Quizá por eso sus canciones duelen y sanan al mismo tiempo; porque están hechas de verdad. De esa verdad que a veces se esconde tras un verso, un abrazo o una despedida, pero que siempre nos recuerda que vale la pena vivir sin disfraces, sin máscaras.
No hay plenitud sin entrega. No hay amor sin riesgo. No hay vida sin cicatrices. Y al final, cuando miremos atrás, lo que más agradeceremos no será haber salido ilesos, sino haber vivido con el corazón entero, sin reservas y sin miedo… de verdad.

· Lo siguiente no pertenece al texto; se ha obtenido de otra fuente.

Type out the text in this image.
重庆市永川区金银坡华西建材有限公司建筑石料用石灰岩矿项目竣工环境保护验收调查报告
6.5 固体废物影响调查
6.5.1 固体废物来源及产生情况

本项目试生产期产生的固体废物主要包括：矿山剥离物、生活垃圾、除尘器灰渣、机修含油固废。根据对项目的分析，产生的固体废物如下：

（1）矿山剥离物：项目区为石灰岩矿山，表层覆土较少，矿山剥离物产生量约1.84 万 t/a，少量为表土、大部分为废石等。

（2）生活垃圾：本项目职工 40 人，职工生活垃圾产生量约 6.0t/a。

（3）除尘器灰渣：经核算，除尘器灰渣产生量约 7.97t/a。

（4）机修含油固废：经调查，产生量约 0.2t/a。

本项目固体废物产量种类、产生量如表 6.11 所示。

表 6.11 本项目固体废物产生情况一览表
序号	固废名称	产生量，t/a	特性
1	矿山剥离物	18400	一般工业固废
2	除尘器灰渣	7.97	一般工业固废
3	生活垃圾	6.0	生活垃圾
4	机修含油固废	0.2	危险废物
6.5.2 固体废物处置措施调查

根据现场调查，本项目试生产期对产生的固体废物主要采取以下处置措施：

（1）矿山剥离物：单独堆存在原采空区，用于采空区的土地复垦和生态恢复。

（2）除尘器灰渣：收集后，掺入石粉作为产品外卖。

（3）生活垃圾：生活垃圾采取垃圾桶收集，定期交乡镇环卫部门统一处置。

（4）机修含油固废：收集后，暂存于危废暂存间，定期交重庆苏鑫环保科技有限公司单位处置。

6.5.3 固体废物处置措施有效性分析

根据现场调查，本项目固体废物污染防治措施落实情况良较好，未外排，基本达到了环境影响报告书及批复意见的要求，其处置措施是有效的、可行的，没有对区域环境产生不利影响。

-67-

Porque vivir de verdad, es la forma más alta de agradecerle a la vida el don de existir.
Los invito a que vean su vida como misión, servicio y vínculo. Lo que fuiste —el amor que diste, la amistad que sembraste, la coherencia que viviste— no muere. Se integra.
Y si algo es cierto, es esto: nada de lo vivido se pierde, nada del amor se borra, nada de la memoria se extingue, nada del afecto se diluye.
Porque al final —queridos lectores— la pregunta no es si hemos sufrido, si fallamos o si nos rompimos. La pregunta real es: ¿nos atrevimos a vivir?
Que cada cicatriz nos recuerde que fuimos valientes. Que cada pérdida nos enseñe que todavía sabemos amar. Que cada nuevo amanecer nos invite a vivir de verdad, sin miedo a la intensidad, sin temor a la entrega.